Good practice guidance for professionals
Professionals working in social care, NHS services, police, probation and housing services, adult education are expected to have a sound knowledge of adult protection.
A sound knowledge of adult protection includes:
- being able to recognise and report abuse
- reporting and co-operating with all types of investigations
- assisting with carrying out safeguarding enquiries under Section 42 of the Care Act
The County Durham Inter Agency Policies, procedures and forms meet the requirements of national legislation under the Care Act 2014. We also strive to keep abreast of good practice guidance from organisations such as Social Care Institute of Excellence and Association of Directors of Adult Social Services.
The policies and procedures ensure that relevant agencies and services work together to prevent abuse and support adults who may have been the victim of abuse. They also identify Training to ensure these requirements are adhered to.
Social Care Institute for Excellence (SCIE)
SCIE improves the lives of people who use care services by sharing knowledge about what works. Their resources, training and consultancy services can help safeguarding boards, care providers, housing providers and local authorities to protect children and adults at risk of abuse or neglect.
Governance of adult safeguarding
- Social Care Institute for Excellence (SCIE): the governance of adult safeguarding - findings from research into Safeguarding Adults Boards
Self-neglect and adult safeguarding
Hoarding and Self-neglect
Disclosure and Barring Service
If you dismiss or remove a person from regulated activity (or may have done so had they not left) because they have harmed or posed a risk of harm to a child or vulnerable adult, then you have a legal duty to refer the person to the DBS.
Duty of Candour
Duty of Candour is a legal duty on hospital, community and mental health trusts and all provider organisations registered with Care Quality Commission (CQC) to inform and apologise to patients and service users if there have been mistakes in their care that have led to significant harm.
Information Sharing Agreement
The multi-agency safeguarding partnerships in County Durham recognise the importance of sharing relevant and proportionate information to safeguard adults. Sometimes practitioners can lack confidence about when they should share information and whether they need consent to do so.
Most Safeguarding Adults Reviews (SARs) and Serious Case Reviews find that there was a lack of information sharing.
County Durham SAB has produced an updated Information Sharing Agreement to help provide clarity about when and where the information can be shared and in what circumstances consent may be required.
County Durham SAB has revised the Good Practice Toolkit on Information Sharing between Professionals to protect Adults, to accompany the Information Sharing Agreement drawn up between the LSAB partners.
Safe Places Scheme
The 'Safe Place To Be' initiative is one strand of an overall strategy led by Police and Crime Commissioner to support those who are either a victim of a hate crime, or who may feel vulnerable or threatened. The purpose is to create and develop a network of safe places in central public areas for anyone who feels threatened or anxious due to real or perceived behaviour of others around them.
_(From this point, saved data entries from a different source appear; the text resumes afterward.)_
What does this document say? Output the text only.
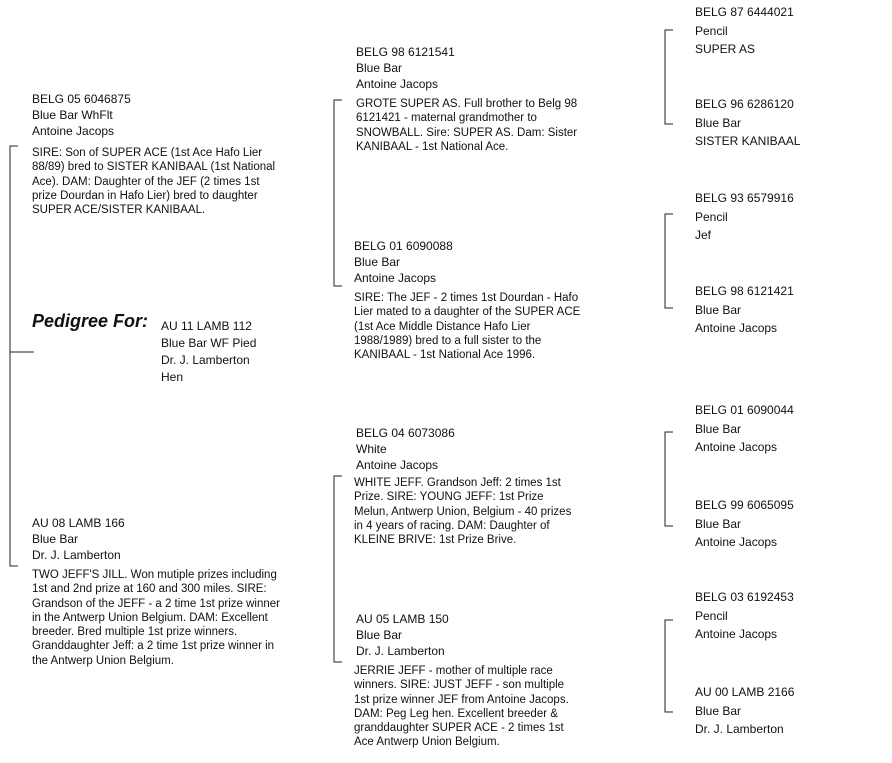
Pedigree For: AU 11 LAMB 112
Blue Bar WF Pied
Dr. J. Lamberton
Hen
BELG 05 6046875
Blue Bar WhFlt
Antoine Jacops
SIRE: Son of SUPER ACE (1st Ace Hafo Lier
88/89) bred to SISTER KANIBAAL (1st National
Ace). DAM: Daughter of the JEF (2 times 1st
prize Dourdan in Hafo Lier) bred to daughter
SUPER ACE/SISTER KANIBAAL.
AU 08 LAMB 166
Blue Bar
Dr. J. Lamberton
TWO JEFF'S JILL. Won mutiple prizes including
1st and 2nd prize at 160 and 300 miles. SIRE:
Grandson of the JEFF - a 2 time 1st prize winner
in the Antwerp Union Belgium. DAM: Excellent
breeder. Bred multiple 1st prize winners.
Granddaughter Jeff: a 2 time 1st prize winner in
the Antwerp Union Belgium.
BELG 98 6121541
Blue Bar
Antoine Jacops
GROTE SUPER AS. Full brother to Belg 98
6121421 - maternal grandmother to
SNOWBALL. Sire: SUPER AS. Dam: Sister
KANIBAAL - 1st National Ace.
BELG 01 6090088
Blue Bar
Antoine Jacops
SIRE: The JEF - 2 times 1st Dourdan - Hafo
Lier mated to a daughter of the SUPER ACE
(1st Ace Middle Distance Hafo Lier
1988/1989) bred to a full sister to the
KANIBAAL - 1st National Ace 1996.
BELG 04 6073086
White
Antoine Jacops
WHITE JEFF. Grandson Jeff: 2 times 1st
Prize. SIRE: YOUNG JEFF: 1st Prize
Melun, Antwerp Union, Belgium - 40 prizes
in 4 years of racing. DAM: Daughter of
KLEINE BRIVE: 1st Prize Brive.
AU 05 LAMB 150
Blue Bar
Dr. J. Lamberton
JERRIE JEFF - mother of multiple race
winners. SIRE: JUST JEFF - son multiple
1st prize winner JEF from Antoine Jacops.
DAM: Peg Leg hen. Excellent breeder &
granddaughter SUPER ACE - 2 times 1st
Ace Antwerp Union Belgium.
BELG 87 6444021
Pencil
SUPER AS
BELG 96 6286120
Blue Bar
SISTER KANIBAAL
BELG 93 6579916
Pencil
Jef
BELG 98 6121421
Blue Bar
Antoine Jacops
BELG 01 6090044
Blue Bar
Antoine Jacops
BELG 99 6065095
Blue Bar
Antoine Jacops
BELG 03 6192453
Pencil
Antoine Jacops
AU 00 LAMB 2166
Blue Bar
Dr. J. Lamberton
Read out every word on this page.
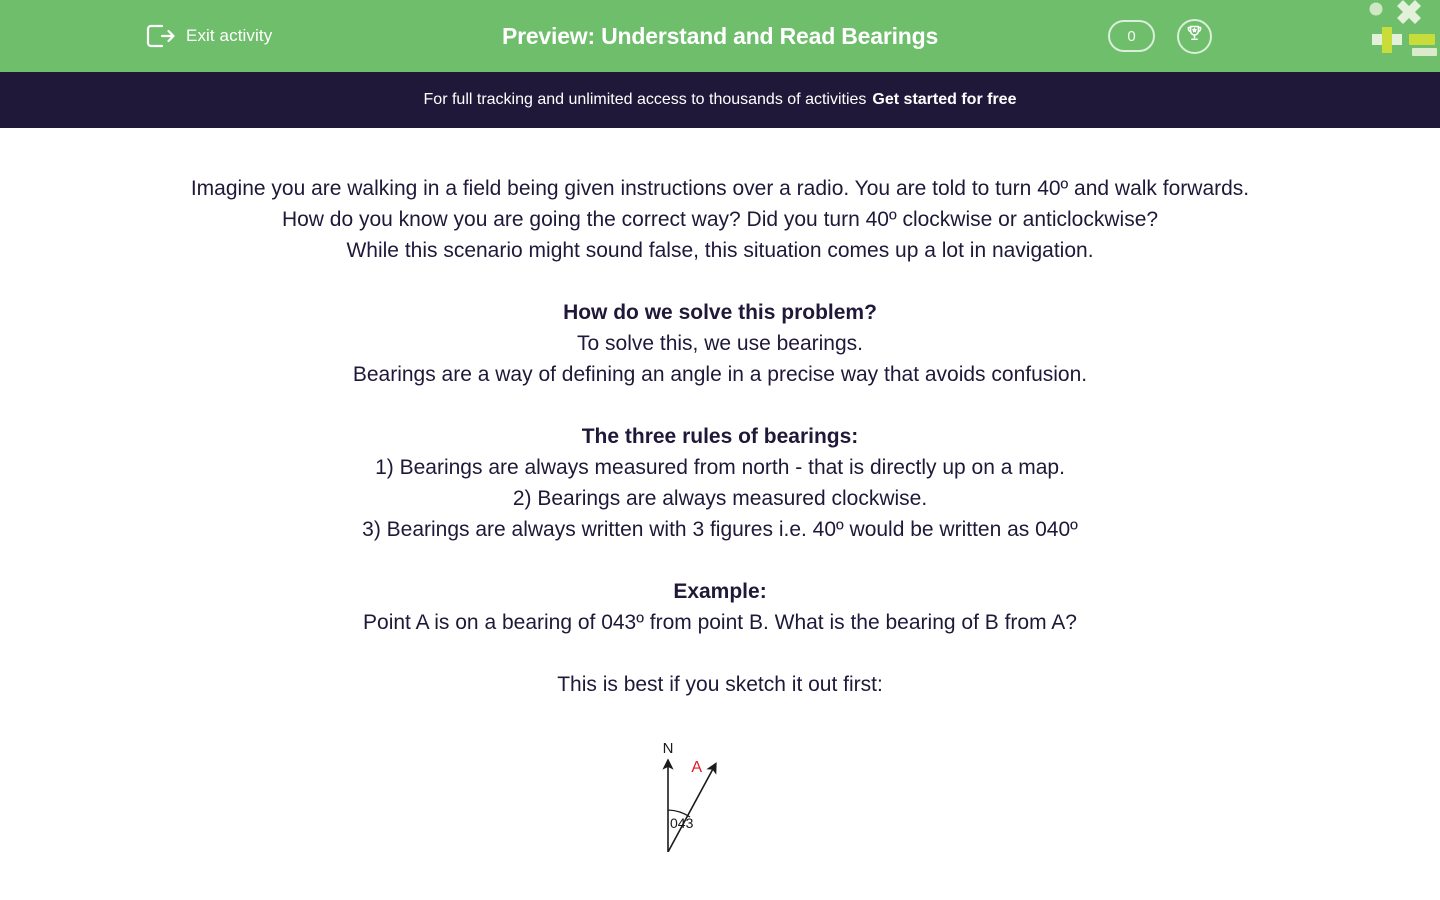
Exit activity	Preview: Understand and Read Bearings	0
For full tracking and unlimited access to thousands of activities Get started for free
Imagine you are walking in a field being given instructions over a radio. You are told to turn 40º and walk forwards.
How do you know you are going the correct way? Did you turn 40º clockwise or anticlockwise?
While this scenario might sound false, this situation comes up a lot in navigation.
How do we solve this problem?
To solve this, we use bearings.
Bearings are a way of defining an angle in a precise way that avoids confusion.
The three rules of bearings:
1) Bearings are always measured from north - that is directly up on a map.
2) Bearings are always measured clockwise.
3) Bearings are always written with 3 figures i.e. 40º would be written as 040º
Example:
Point A is on a bearing of 043º from point B. What is the bearing of B from A?
This is best if you sketch it out first:
N
043
A
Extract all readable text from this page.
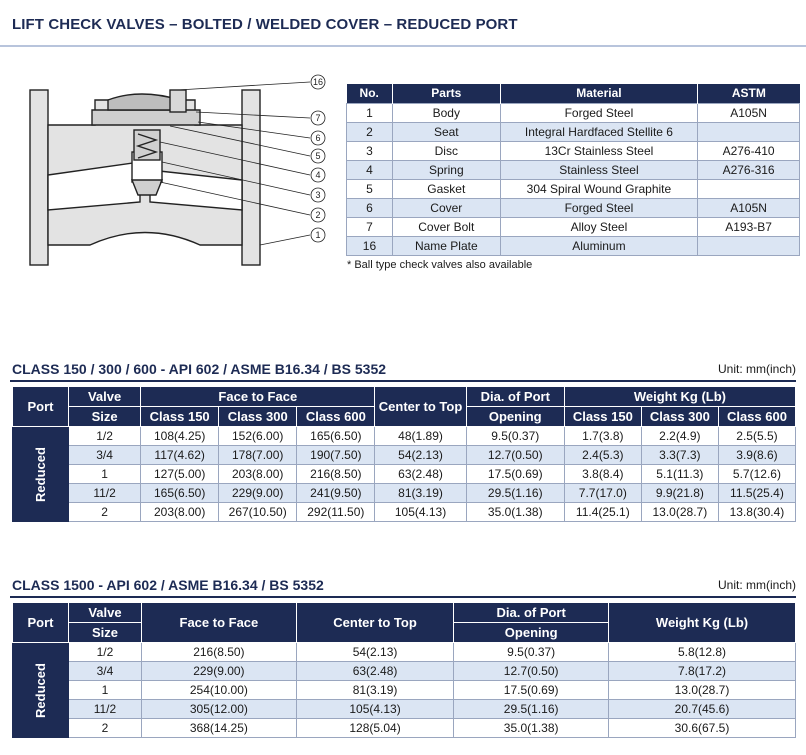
LIFT CHECK VALVES – BOLTED / WELDED COVER – REDUCED PORT
16
7
6
5
4
3
2
1
No.	Parts	Material	ASTM
1	Body	Forged Steel	A105N
2	Seat	Integral Hardfaced Stellite 6	
3	Disc	13Cr Stainless Steel	A276-410
4	Spring	Stainless Steel	A276-316
5	Gasket	304 Spiral Wound Graphite	
6	Cover	Forged Steel	A105N
7	Cover Bolt	Alloy Steel	A193-B7
16	Name Plate	Aluminum	
* Ball type check valves also available
CLASS 150 / 300 / 600 - API 602 / ASME B16.34 / BS 5352	Unit: mm(inch)
Port	Valve	Face to Face			Center to Top	Dia. of Port	Weight Kg (Lb)		
	Size	Class 150	Class 300	Class 600		Opening	Class 150	Class 300	Class 600
Reduced	1/2	108(4.25)	152(6.00)	165(6.50)	48(1.89)	9.5(0.37)	1.7(3.8)	2.2(4.9)	2.5(5.5)
	3/4	117(4.62)	178(7.00)	190(7.50)	54(2.13)	12.7(0.50)	2.4(5.3)	3.3(7.3)	3.9(8.6)
	1	127(5.00)	203(8.00)	216(8.50)	63(2.48)	17.5(0.69)	3.8(8.4)	5.1(11.3)	5.7(12.6)
	11/2	165(6.50)	229(9.00)	241(9.50)	81(3.19)	29.5(1.16)	7.7(17.0)	9.9(21.8)	11.5(25.4)
	2	203(8.00)	267(10.50)	292(11.50)	105(4.13)	35.0(1.38)	11.4(25.1)	13.0(28.7)	13.8(30.4)
CLASS 1500 - API 602 / ASME B16.34 / BS 5352	Unit: mm(inch)
Port	Valve	Face to Face	Center to Top	Dia. of Port	Weight Kg (Lb)
	Size			Opening	
Reduced	1/2	216(8.50)	54(2.13)	9.5(0.37)	5.8(12.8)
	3/4	229(9.00)	63(2.48)	12.7(0.50)	7.8(17.2)
	1	254(10.00)	81(3.19)	17.5(0.69)	13.0(28.7)
	11/2	305(12.00)	105(4.13)	29.5(1.16)	20.7(45.6)
	2	368(14.25)	128(5.04)	35.0(1.38)	30.6(67.5)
Independent Mental Capacity Advocate Service
The Independent Mental Capacity Advocate service can be used for adults who are victims of abuse and lack mental capacity. It is a specialist advocate whose role is to speak for the person and clarify their needs, wishes feelings and beliefs in relation to any key decisions that need to be made.
They can be appointed by professionals involved in a safeguarding case whether the person is befriended or not. The IMCA service can be contacted by calling 01388 766310.
Rethink Advice and Information Service
The Rethink Mental Illness advice and information service offers practical help on a wide range of topics such as The Mental Health Act, community care, welfare benefits, debt and carers rights. The service is available for people who may be experiencing mental illness, or people who are caring for someone with a mental illness. The service can be contacted by calling 0300 5000 927.
Care Quality Commission
The Care Quality Commission (CQC) have written some guidance to help inspectors and social care providers to understand the sexuality needs of people using services.
This guidance is for CQC inspection staff and registered providers.